Looking back at the Great Recession’s retail sweep; downtown Oroville’s revitalization moves forward
Forty years. Maybe it’s because I haven’t yet reached that milestone, but it’s hard to imagine something thriving for that amount of time, as the CN&R has. I mean, consider how different life was in 1977: the average rent was $240 a month; a new house cost about $50,000; gas was 65 cents a gallon; and the very first personal computers hit the market at less than $500 a pop.
I started working at the CN&R in 2006. Even that seems like a long time ago (apparently enough time to pen 868 stories). I’ve seen much change since then, and in the theme of this column, many businesses have come and gone. Among the most notable farewells were victims of the global economic crisis, places like Copeland Sports, Austin’s and McMahan’s furniture stores, Circuit City, Linens ‘N Things, Borders, Mervyn’s, Gottchalks and Tower Records. It feels like we’re going through another cycle much like that one—let’s hope it’s shorter and less widespread.
What’s old is new again I’ve been keeping my eye on the Oroville Inn’s restoration process and it appears the historic building has passed another hurdle. The grand ballroom, planned to be a community gathering space as well as a spot for private events, is now complete. The photos show a large, elegant room that’s surprisingly absent of a lot of intricacy compared with the entrance hall and building façade. I do know, however, that owner Bud Tracy went out in search of missing chandeliers and actually located them—so those that hang are the genuine article. To learn more or to book the space, call Debbie Moore at 990-7002.
Another milestone for the revitalization of downtown Oroville is the opening of The Exchange. I interviewed the business’ owners, Jesse Brown and Debi Mills, about six months ago as they were renovating the space inside the old Washington Block building (built in 1856!). And, the renovation is finally complete. Stop by the upscale bar/restaurant at 1975 Montgomery St. for tapas and a craft cocktail and enjoy the live music on Saturday nights. Go online (theexchangeoroville.com) for a full schedule of events.

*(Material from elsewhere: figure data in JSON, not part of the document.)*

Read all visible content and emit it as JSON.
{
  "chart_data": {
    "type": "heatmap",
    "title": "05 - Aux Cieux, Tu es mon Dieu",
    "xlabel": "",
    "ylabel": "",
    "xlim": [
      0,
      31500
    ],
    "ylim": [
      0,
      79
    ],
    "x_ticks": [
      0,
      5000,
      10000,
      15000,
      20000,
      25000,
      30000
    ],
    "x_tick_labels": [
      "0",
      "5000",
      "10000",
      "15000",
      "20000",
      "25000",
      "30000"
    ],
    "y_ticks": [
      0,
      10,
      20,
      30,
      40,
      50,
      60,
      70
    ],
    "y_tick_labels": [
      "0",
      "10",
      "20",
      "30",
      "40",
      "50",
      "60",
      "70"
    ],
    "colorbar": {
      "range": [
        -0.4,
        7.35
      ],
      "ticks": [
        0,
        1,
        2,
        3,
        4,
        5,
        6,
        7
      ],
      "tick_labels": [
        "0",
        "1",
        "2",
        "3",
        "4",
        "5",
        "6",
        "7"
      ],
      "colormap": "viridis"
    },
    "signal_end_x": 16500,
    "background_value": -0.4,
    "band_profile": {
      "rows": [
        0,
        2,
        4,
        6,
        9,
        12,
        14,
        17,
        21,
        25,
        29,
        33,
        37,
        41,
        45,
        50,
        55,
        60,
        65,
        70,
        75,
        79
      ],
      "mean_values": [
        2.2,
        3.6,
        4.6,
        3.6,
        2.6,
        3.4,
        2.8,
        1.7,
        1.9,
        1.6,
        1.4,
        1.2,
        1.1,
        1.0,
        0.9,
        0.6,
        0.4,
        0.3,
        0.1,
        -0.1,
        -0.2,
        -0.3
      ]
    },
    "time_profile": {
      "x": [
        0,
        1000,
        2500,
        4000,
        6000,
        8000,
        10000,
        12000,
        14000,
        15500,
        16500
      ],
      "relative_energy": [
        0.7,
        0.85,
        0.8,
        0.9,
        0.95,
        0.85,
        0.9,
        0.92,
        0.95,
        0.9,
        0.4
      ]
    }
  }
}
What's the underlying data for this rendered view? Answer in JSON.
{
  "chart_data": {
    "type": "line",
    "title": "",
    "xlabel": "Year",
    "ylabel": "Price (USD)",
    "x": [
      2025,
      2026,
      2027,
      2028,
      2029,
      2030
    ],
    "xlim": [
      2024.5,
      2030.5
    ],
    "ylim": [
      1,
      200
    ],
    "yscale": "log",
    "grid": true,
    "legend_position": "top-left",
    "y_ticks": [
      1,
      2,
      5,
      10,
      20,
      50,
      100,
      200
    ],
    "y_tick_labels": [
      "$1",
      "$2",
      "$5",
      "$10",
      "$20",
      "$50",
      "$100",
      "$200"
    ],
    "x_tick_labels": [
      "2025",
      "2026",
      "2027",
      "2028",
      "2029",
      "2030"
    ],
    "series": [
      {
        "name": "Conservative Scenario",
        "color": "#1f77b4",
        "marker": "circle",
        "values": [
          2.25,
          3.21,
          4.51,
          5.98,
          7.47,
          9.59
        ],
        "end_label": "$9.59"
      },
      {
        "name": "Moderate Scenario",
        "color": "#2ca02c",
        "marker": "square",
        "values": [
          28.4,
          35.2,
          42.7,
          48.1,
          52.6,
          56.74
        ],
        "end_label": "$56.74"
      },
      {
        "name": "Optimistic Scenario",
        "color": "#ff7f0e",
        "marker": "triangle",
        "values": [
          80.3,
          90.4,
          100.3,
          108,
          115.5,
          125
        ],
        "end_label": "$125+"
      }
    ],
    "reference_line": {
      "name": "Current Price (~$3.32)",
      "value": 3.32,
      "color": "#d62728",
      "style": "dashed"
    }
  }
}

Speaking of Oroville, I popped over to the Oroville Area Chamber of Commerce website earlier this week and noticed the “member spotlight” shining brightly on Walmart. That makes sense, I thought, as the city’s big-box recently opened a brand-spanking-new supercenter. I clicked on the link to find out more. Strangely enough, the writeup was all about walmart.com, an entity one can find anywhere—certainly not just Oroville—and which contributes nothing to the local economy.
I reached out to the chamber and was told simply that that’s what Walmart submitted. “They wanted to highlight the Wal-Mart website.” Seems to me that highlighting e-commerce, especially for a huge corporation that’s already got a presence in your town, actually does a disservice to other businesses and to local residents, as buying online diverts dollars from mom and pops and sends tax revenue out of town. I urge the chamber to exercise a bit more discretion before allowing businesses to tout anything they want on their website.